The Group assignment for those who have not yet filed a FAFSA for the 2017-18 school year will be based on their 2016-17 filing status.. This group will be used to investigate whether it matters how the disseminated information is framed. “Positive framing,” for example, will remind students that they could receive up to a $5,000 Pell Grant by completing the FAFSA. For the “negative framing” group, the message will indicate that financial aid will be lost if the FAFSA is not completed. All letters will include information on how credits taken relate to financial aid awards to help the research team understand the effects of receiving information about how more intense attendance could increase the aid received and thus reduce overall time-to-degree and possibly loan burden. The study also includes a control group.

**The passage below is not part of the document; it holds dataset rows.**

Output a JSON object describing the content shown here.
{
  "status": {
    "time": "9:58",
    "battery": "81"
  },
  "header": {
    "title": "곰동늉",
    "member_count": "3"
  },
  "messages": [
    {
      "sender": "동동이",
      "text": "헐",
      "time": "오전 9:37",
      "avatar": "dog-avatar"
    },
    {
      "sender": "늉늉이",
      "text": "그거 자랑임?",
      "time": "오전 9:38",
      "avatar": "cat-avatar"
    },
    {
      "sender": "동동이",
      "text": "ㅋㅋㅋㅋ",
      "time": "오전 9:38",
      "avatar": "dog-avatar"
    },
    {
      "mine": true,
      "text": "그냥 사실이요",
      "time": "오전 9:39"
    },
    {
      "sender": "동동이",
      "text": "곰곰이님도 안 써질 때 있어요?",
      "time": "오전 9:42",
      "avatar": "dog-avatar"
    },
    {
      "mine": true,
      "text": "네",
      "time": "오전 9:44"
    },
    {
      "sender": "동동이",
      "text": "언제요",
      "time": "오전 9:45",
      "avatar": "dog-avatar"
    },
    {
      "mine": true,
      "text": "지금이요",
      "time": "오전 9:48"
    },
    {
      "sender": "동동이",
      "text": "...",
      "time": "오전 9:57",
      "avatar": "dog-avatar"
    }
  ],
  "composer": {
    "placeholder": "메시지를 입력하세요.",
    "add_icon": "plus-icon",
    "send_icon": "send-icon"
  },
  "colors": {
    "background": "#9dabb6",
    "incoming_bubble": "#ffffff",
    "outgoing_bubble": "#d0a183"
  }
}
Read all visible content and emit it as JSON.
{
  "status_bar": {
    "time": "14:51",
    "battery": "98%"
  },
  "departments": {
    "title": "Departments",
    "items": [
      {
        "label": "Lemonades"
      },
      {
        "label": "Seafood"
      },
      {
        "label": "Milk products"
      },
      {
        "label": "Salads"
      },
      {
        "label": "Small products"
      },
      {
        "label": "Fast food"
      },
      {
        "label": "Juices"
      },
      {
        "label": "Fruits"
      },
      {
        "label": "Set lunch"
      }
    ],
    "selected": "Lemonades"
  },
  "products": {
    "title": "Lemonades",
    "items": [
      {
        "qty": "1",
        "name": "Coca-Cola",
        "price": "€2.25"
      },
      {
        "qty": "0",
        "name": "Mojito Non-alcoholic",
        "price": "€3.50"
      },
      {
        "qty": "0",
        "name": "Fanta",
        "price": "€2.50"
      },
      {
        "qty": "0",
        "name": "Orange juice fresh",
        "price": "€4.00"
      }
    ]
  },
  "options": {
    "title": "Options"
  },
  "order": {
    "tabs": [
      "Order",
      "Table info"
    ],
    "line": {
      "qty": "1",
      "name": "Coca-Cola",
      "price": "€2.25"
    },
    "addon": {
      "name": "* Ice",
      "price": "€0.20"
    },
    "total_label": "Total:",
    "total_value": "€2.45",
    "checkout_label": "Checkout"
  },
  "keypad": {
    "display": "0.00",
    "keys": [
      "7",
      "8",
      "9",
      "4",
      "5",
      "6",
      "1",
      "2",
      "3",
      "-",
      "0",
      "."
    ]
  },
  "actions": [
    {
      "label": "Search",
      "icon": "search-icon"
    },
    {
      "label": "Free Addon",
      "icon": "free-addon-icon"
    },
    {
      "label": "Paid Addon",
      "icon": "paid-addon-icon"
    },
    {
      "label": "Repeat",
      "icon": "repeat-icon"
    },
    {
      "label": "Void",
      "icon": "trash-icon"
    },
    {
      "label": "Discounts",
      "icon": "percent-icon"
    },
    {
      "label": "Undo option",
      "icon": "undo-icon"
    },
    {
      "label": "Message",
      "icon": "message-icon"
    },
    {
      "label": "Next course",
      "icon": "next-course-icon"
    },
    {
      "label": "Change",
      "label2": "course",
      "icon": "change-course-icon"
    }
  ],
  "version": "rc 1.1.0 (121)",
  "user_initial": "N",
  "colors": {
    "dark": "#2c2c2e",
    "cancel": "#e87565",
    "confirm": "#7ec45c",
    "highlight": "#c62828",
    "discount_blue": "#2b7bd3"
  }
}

Table 1. Distribution of the Connecting Students with Financial Aid (CSFA) 2107 sample, by treatment group

Treatment groups

Did Not Submit 2017-18 FAFSA as of Jan 13, 2016

Submitted 2017-18 FAFSA

Total

Control

3,000

1,000

4,000

Neutral framing

3,000

1,100

4,100

Positive framing

3,000

---

3,000

Negative framing

3,000

---

3,000





Total

12,000

2,100

14,100

Students who already filed a FAFSA for the 2017-18 school year will be randomly assigned into one of the treatment groups or into the control group. All treatment groups will receive mailings focused on the next steps after submitting the FAFSA and information on how credit levels relate to financial aid awards. The control group members will receive no mailings. FAFSA filing for 2016-17 is not considered for students who have already filed for 2017-18. Until randomization in January 2017, the relative proportion of students who will have already completed their FAFSAs for the 2017-18 school year will not be known. Thus the numbers in Table 1 are approximate.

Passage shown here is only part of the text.